Section C

Your bedroom is attached to the kitchen by a hollow core door. You see the pile of dirty dishes in the sink and choose to leave them there another hour, another night. In your room, you undress and look at yourself in the mirror and then immediately wish you hadn’t—whose breasts are these, that drape down your ribcage? Surely, not yours—so you hang a scarf over the mirror and light a cigarette, which you pinch between your lips as you sift through your lingerie drawer until you find the satin black thing Oren likes, and put this on. You slip a red kimono over your shoulders and cinch it tightly around your waist. You sit up in bed with your ashtray and wait for Oren to come home from the sea.

He will smell like brine and pickled herring and he will want to take a shower for you, but you’ll refuse, saying something desperately sexy about needing him now. You’ll pull him into bed and pin him down before he’s even taken off his waders. This has worked for you before, hasn’t it? (Has it? This has been your M.O. since you were sixteen, since your first boyfriend asked if you were ready and you lied and said yes. It was easier to go fast, but was it better? For him, maybe, but for you? Be honest. No one’s listening but us.)

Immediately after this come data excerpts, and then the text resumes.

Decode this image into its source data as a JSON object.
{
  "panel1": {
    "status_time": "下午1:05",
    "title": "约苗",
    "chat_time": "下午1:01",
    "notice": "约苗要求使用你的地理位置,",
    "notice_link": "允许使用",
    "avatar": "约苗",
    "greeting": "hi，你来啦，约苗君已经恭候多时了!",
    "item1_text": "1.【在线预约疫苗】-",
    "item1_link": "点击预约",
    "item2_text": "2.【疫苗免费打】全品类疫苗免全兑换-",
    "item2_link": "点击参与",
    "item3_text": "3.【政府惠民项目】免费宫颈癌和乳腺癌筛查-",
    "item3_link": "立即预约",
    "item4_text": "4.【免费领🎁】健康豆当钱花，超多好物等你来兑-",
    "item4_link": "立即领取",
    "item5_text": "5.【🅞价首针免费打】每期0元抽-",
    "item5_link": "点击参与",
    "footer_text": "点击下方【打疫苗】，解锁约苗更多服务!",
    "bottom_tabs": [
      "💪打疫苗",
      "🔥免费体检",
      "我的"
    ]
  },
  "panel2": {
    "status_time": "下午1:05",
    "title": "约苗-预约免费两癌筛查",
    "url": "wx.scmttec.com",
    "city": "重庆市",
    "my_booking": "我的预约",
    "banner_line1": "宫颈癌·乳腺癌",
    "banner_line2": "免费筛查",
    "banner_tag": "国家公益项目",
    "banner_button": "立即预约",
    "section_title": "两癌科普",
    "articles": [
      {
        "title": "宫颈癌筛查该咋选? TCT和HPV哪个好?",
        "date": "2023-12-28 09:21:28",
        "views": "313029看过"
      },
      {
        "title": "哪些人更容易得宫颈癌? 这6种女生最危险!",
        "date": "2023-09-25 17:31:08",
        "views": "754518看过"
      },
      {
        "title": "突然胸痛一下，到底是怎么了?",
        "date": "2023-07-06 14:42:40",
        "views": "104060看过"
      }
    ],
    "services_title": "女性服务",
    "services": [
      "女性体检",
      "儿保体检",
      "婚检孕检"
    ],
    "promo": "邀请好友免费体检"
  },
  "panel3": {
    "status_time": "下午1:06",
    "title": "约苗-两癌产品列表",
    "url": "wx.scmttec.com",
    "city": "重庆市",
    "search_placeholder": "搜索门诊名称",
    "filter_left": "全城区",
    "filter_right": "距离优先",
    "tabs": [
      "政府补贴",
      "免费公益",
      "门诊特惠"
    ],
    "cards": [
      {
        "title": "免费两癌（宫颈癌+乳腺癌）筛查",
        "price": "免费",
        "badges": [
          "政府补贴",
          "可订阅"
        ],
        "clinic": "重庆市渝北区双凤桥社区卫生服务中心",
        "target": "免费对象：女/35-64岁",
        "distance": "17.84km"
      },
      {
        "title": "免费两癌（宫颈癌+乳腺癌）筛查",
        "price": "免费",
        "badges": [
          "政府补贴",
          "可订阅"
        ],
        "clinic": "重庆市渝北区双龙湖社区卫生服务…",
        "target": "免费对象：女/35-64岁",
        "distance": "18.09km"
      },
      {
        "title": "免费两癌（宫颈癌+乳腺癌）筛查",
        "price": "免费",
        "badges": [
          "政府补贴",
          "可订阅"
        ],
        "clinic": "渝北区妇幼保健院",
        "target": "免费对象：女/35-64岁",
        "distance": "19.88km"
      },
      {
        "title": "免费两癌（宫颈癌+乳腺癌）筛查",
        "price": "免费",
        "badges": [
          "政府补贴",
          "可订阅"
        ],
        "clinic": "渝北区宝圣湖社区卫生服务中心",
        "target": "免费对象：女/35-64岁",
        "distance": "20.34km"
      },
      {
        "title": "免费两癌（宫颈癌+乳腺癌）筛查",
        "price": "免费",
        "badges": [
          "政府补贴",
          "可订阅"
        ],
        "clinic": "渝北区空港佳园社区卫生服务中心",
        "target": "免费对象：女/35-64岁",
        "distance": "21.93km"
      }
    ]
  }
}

I know what you’re thinking.You think that having sex means love means finding what you lost all those years ago when your true love, the father to your girls, disappeared. But, my girl, this just isn’t true, and you know it.

Still, you wait for two hours. You read the old issues of Cosmo that you keep stacked by your bed. You twist the cap off a bottle of cheap red wine and pour some into a mug on your nightstand, still ringed with residue from last night’s nightcap. Halfway through the bottle, you hear the front door open and close and think it’s Oren. You close your eyes against the image of him in the kitchen with your daughter and think instead of the salt and bristle of his skin against yours. You need this man to love you, though deep down you know this kind of love won’t fix anything.

But it’s not Oren. The girls have come home from the movie, or wherever they were, and they fill your house with girl-sounds.

Do you leave your bedroom to visit with your girls? Go to section D.

Or do you remain in your bedroom, feigning sleep, even when your youngest daughter knocks on your door? Go to section E.